The Supreme Court will hear arguments Tuesday in a Cincinnati case that touches on free speech in elections, with an anti-abortion group seeking to challenge the constitutionality of an Ohio law that bans lying about political candidates. The case will pit two brilliant but stylistically opposite lawyers against each other, as they make competing arguments before the nine justices. Ohio’s State Solicitor Eric Murphy is an up-and-coming conservative star who will defend the Ohio law. Washington super-lawyer Michael Carvin is a seasoned Supreme Court veteran seeking to knock it down. Murphy and Carvin will face off in a legal clash that began during the 2010 congressional race between then-Democratic Rep. Steve Driehaus and his GOP challenger Steve Chabot of Westwood. An anti-abortion group, the Susan B. Anthony List, wanted to launch a billboard ad campaign accusing Driehaus of supporting taxpayer-funded abortions by voting in favor of the federal health reform law.
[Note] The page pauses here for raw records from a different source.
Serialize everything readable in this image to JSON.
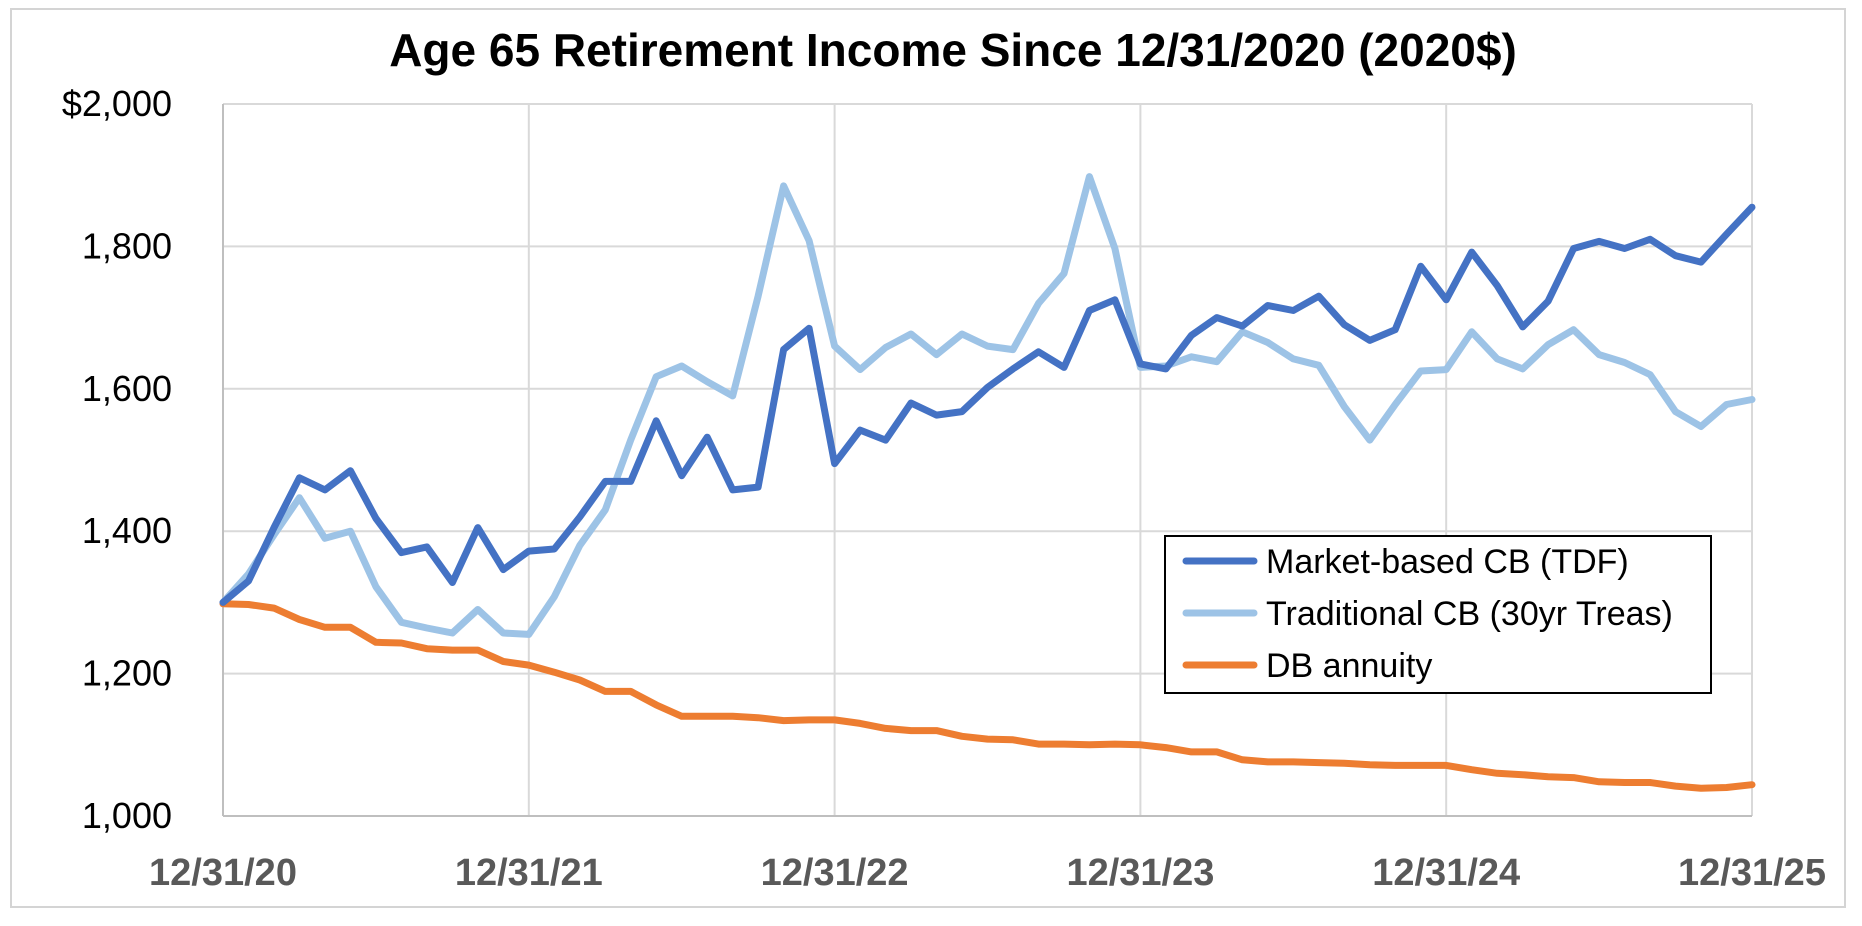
{
  "chart_data": {
    "type": "line",
    "title": "Age 65 Retirement Income Since 12/31/2020 (2020$)",
    "xlabel": "",
    "ylabel": "",
    "ylim": [
      1000,
      2000
    ],
    "y_ticks": [
      1000,
      1200,
      1400,
      1600,
      1800,
      2000
    ],
    "y_tick_labels": [
      "1,000",
      "1,200",
      "1,400",
      "1,600",
      "1,800",
      "$2,000"
    ],
    "x_tick_labels": [
      "12/31/20",
      "12/31/21",
      "12/31/22",
      "12/31/23",
      "12/31/24",
      "12/31/25"
    ],
    "x_start": "2020-12-31",
    "x_end": "2025-12-31",
    "grid": true,
    "legend_position": "lower-right",
    "series": [
      {
        "name": "Market-based CB (TDF)",
        "color": "#4472C4",
        "values": [
          1300,
          1330,
          1405,
          1475,
          1458,
          1485,
          1418,
          1370,
          1378,
          1328,
          1405,
          1346,
          1372,
          1375,
          1420,
          1470,
          1470,
          1555,
          1478,
          1532,
          1458,
          1462,
          1655,
          1685,
          1495,
          1542,
          1528,
          1580,
          1563,
          1568,
          1602,
          1628,
          1652,
          1630,
          1710,
          1725,
          1635,
          1628,
          1675,
          1700,
          1688,
          1717,
          1710,
          1730,
          1690,
          1668,
          1683,
          1772,
          1725,
          1792,
          1745,
          1687,
          1723,
          1797,
          1807,
          1797,
          1810,
          1787,
          1778,
          1817,
          1855
        ]
      },
      {
        "name": "Traditional CB (30yr Treas)",
        "color": "#9DC3E6",
        "values": [
          1300,
          1340,
          1395,
          1447,
          1390,
          1400,
          1322,
          1272,
          1264,
          1257,
          1290,
          1257,
          1255,
          1308,
          1380,
          1430,
          1528,
          1617,
          1632,
          1610,
          1590,
          1730,
          1885,
          1808,
          1660,
          1627,
          1658,
          1677,
          1648,
          1677,
          1660,
          1655,
          1720,
          1762,
          1898,
          1797,
          1630,
          1632,
          1645,
          1638,
          1680,
          1665,
          1642,
          1633,
          1575,
          1528,
          1578,
          1625,
          1627,
          1680,
          1642,
          1628,
          1662,
          1683,
          1648,
          1637,
          1620,
          1568,
          1547,
          1578,
          1585
        ]
      },
      {
        "name": "DB annuity",
        "color": "#ED7D31",
        "values": [
          1298,
          1297,
          1292,
          1276,
          1265,
          1265,
          1244,
          1243,
          1235,
          1233,
          1233,
          1217,
          1212,
          1202,
          1191,
          1175,
          1175,
          1156,
          1140,
          1140,
          1140,
          1138,
          1134,
          1135,
          1135,
          1130,
          1123,
          1120,
          1120,
          1112,
          1108,
          1107,
          1101,
          1101,
          1100,
          1101,
          1100,
          1096,
          1090,
          1090,
          1079,
          1076,
          1076,
          1075,
          1074,
          1072,
          1071,
          1071,
          1071,
          1065,
          1060,
          1058,
          1055,
          1054,
          1048,
          1047,
          1047,
          1042,
          1039,
          1040,
          1044
        ]
      }
    ]
  }
}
Driehaus sought a ruling from the Ohio Elections Commission to block the ads, saying they violated the state’s false-claims law. SBA List challenged the Ohio law in federal district court, arguing it violated the group’s free-speech rights.
The district court dismissed the suits, ruling that SBA List and COAST, a Cincinnati anti-tax group that also challenged the law, didn’t have the right to sue because they hadn’t been criminally prosecuted. The Supreme Court agreed to hear the case in January.
The justices will not decide whether Ohio’s law is constitutional. Instead, the court will examine whether SBA List and COAST have legal standing – the ability to sue if they’ve been injured by the law.